文中の将来に関する事項は、当連結会計年度末現在において当社グループが判断したものであり、その達成を保証するものではありません。
(1)経営方針
当社グループは、「世界で最も信頼、尊敬されるインベストメント・カンパニー」になることで「世界を豊かに、健康に、そして幸せにする」というミッションの実現を目指す、独立系の資産運用グループであります。また、資産運用サービスを中核事業とする企業グループとしては、日本で初の公開/上場会社であります。
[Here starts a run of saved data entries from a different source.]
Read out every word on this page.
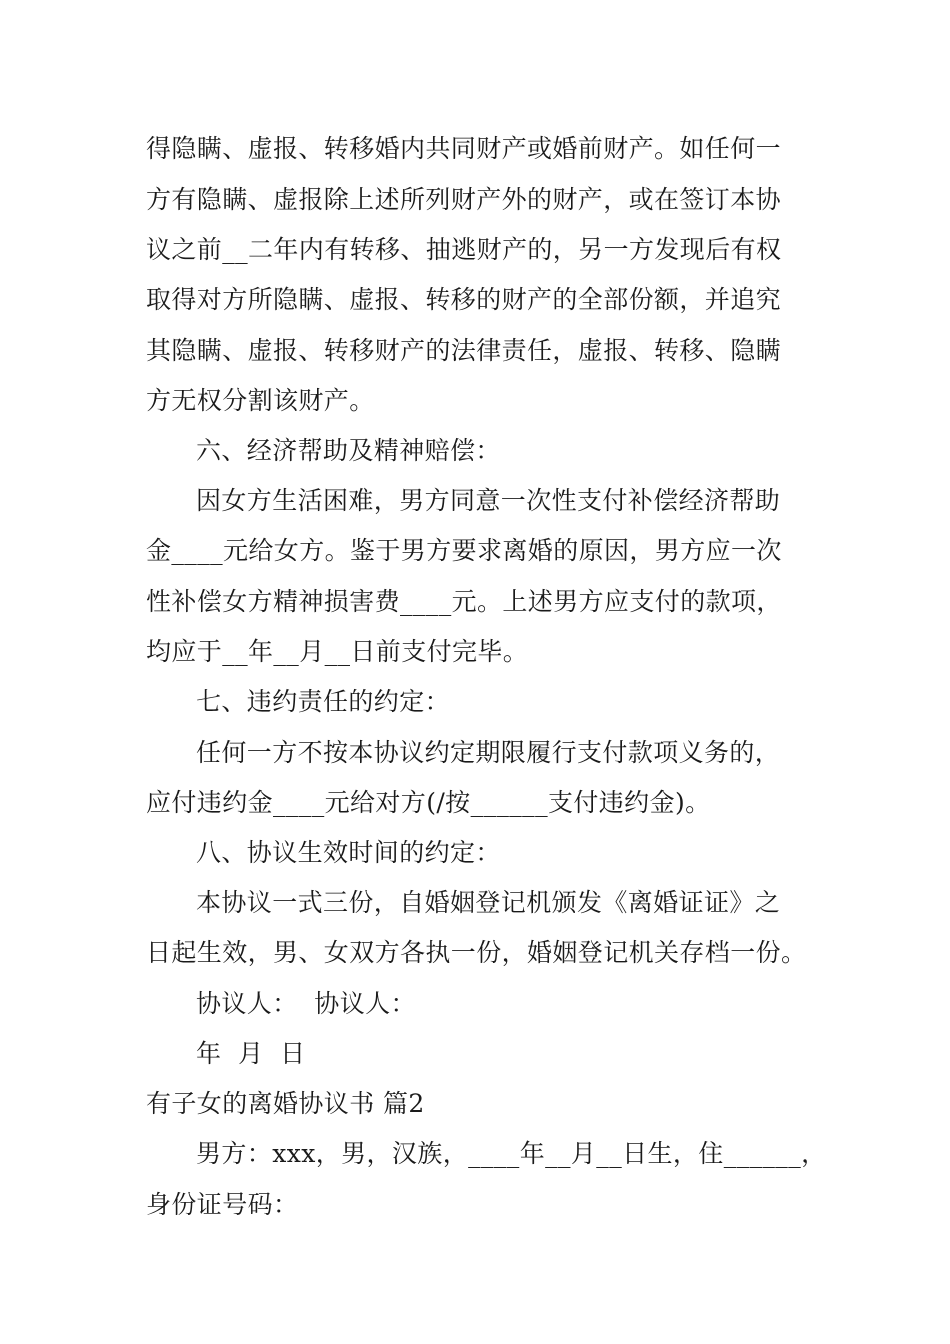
得隐瞒、虚报、转移婚内共同财产或婚前财产。如任何一
方有隐瞒、虚报除上述所列财产外的财产，或在签订本协
议之前__二年内有转移、抽逃财产的，另一方发现后有权
取得对方所隐瞒、虚报、转移的财产的全部份额，并追究
其隐瞒、虚报、转移财产的法律责任，虚报、转移、隐瞒
方无权分割该财产。
六、经济帮助及精神赔偿：
因女方生活困难，男方同意一次性支付补偿经济帮助
金____元给女方。鉴于男方要求离婚的原因，男方应一次
性补偿女方精神损害费____元。上述男方应支付的款项，
均应于__年__月__日前支付完毕。
七、违约责任的约定：
任何一方不按本协议约定期限履行支付款项义务的，
应付违约金____元给对方(/按______支付违约金)。
八、协议生效时间的约定：
本协议一式三份，自婚姻登记机颁发《离婚证证》之
日起生效，男、女双方各执一份，婚姻登记机关存档一份。
协议人：  协议人：
年  月  日
有子女的离婚协议书 篇2
男方：xxx，男，汉族，____年__月__日生，住______，
身份证号码：
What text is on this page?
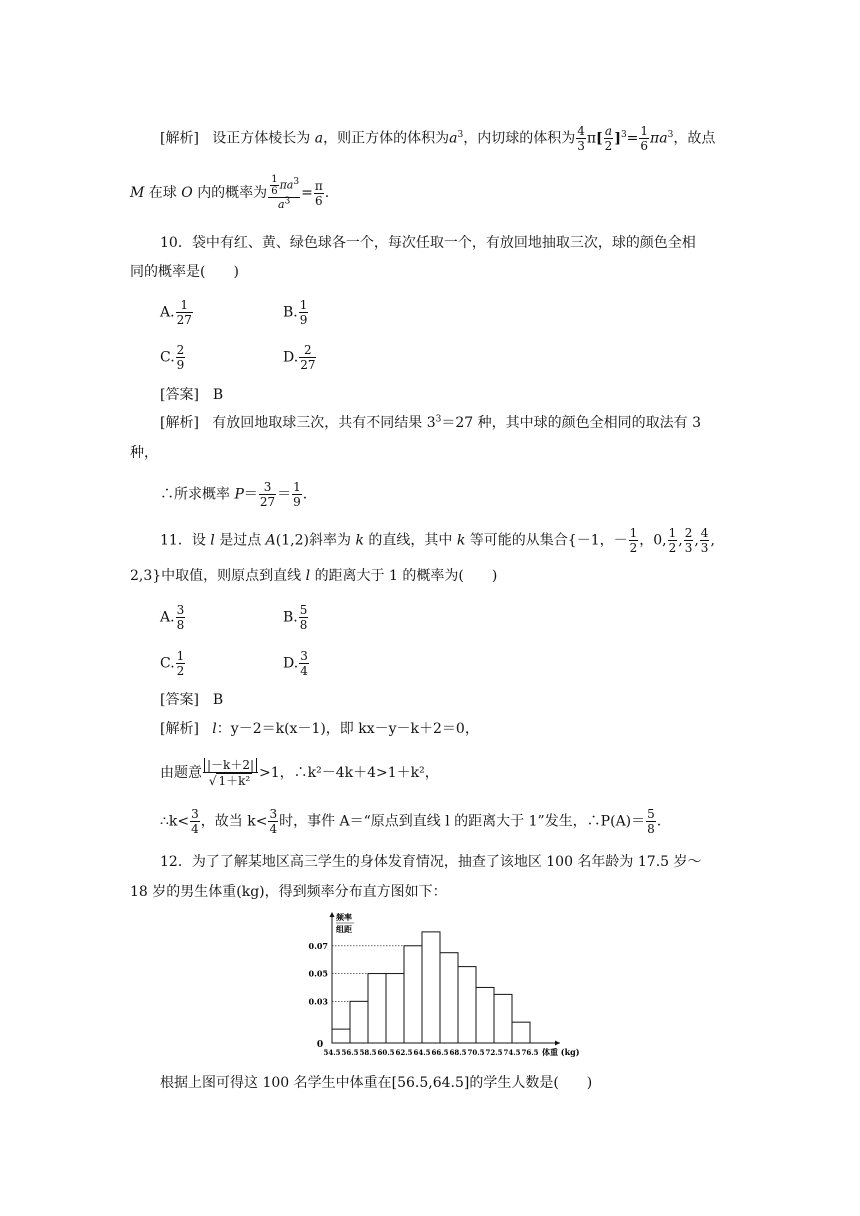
[解析] 设正方体棱长为 a，则正方体的体积为$a^3$，内切球的体积为 $\frac{4}{3} \pi[ \frac{a}{2} ]^3= \frac{1}{6} \pi a^3$，故点
M 在球 O 内的概率为 $\frac{\frac{1}{6} \pi a^3}{a^3} = \frac{\pi}{6}$ .
10．袋中有红、黄、绿色球各一个，每次任取一个，有放回地抽取三次，球的颜色全相
同的概率是(　　)
A. $\frac{1}{27}$	B. $\frac{1}{9}$
C. $\frac{2}{9}$	D. $\frac{2}{27}$
[答案]　B
[解析] 有放回地取球三次，共有不同结果 $3^3=27$ 种，其中球的颜色全相同的取法有 3
种，
∴所求概率 $P= \frac{3}{27} = \frac{1}{9}$ .
11．设 l 是过点 A(1,2)斜率为 k 的直线，其中 k 等可能的从集合{－1，－ $\frac{1}{2}$ ，0, $\frac{1}{2}$ , $\frac{2}{3}$ , $\frac{4}{3}$ ,
2,3}中取值，则原点到直线 l 的距离大于 1 的概率为(　　)
A. $\frac{3}{8}$	B. $\frac{5}{8}$
C. $\frac{1}{2}$	D. $\frac{3}{4}$
[答案]　B
[解析] l：y－2＝k(x－1)，即 kx－y－k＋2＝0，
由题意 $\frac{|-k+2|}{\text{√ 1＋k²}} >1$，∴k²－4k＋4>1＋k²，
∴k< $\frac{3}{4}$ ，故当 $k< \frac{3}{4}$ 时，事件 A＝“原点到直线 l 的距离大于 1”发生，∴P(A)＝ $\frac{5}{8}$ .
12．为了了解某地区高三学生的身体发育情况，抽查了该地区 100 名年龄为 17.5 岁～
18 岁的男生体重(kg)，得到频率分布直方图如下：
0.03
0.05
0.07
0
54.5 56.5 58.5 60.5 62.5 64.5 66.5 68.5 70.5 72.5 74.5 76.5 体重 (kg)
频率
组距
根据上图可得这 100 名学生中体重在[56.5,64.5]的学生人数是(　　)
私どもの経営の基本方針の第一は、投資家の皆様に真に役立つ投資インテリジェンスを運用商品として提供し、ご満足いただける運用成果をお届けすることであります。そのために、創業以来の「マクロはミクロの集積である。」との投資哲学に基づく徹底したボトムアップ・アプローチを基軸として、常に革新的な投資手法の開発に努めております。さらに、日本株のスペシャリストとしての経験と知識を株式以外の不動産や発電事業等のインフラ資産への投資スキームにも展開すると共に、韓国・香港の子会社が培った力を統合することで、アジアに関心を寄せる世界中の投資家の期待に応え得る投資インテリジェンスと優れた運用成果の提供に努めてまいります。
方針の第二は、お客様の期待に応えたビジネス拡大を通して、株主の皆様に満足いただける収益を産み出すと共に、企業としての存続と成長の礎となる適切なガバナンスとコンプライアンスの態勢を維持・強化することであります。更なる運用成績の向上への取り組みに加え、新たな投資商品の開発と提供によって収益の拡大を目指す際に、積極的な事業展開と効率性の追求が、コンプライアンスの弛緩に決して繋がることのないように、ガバナンスの実効性を絶えず検証してまいります。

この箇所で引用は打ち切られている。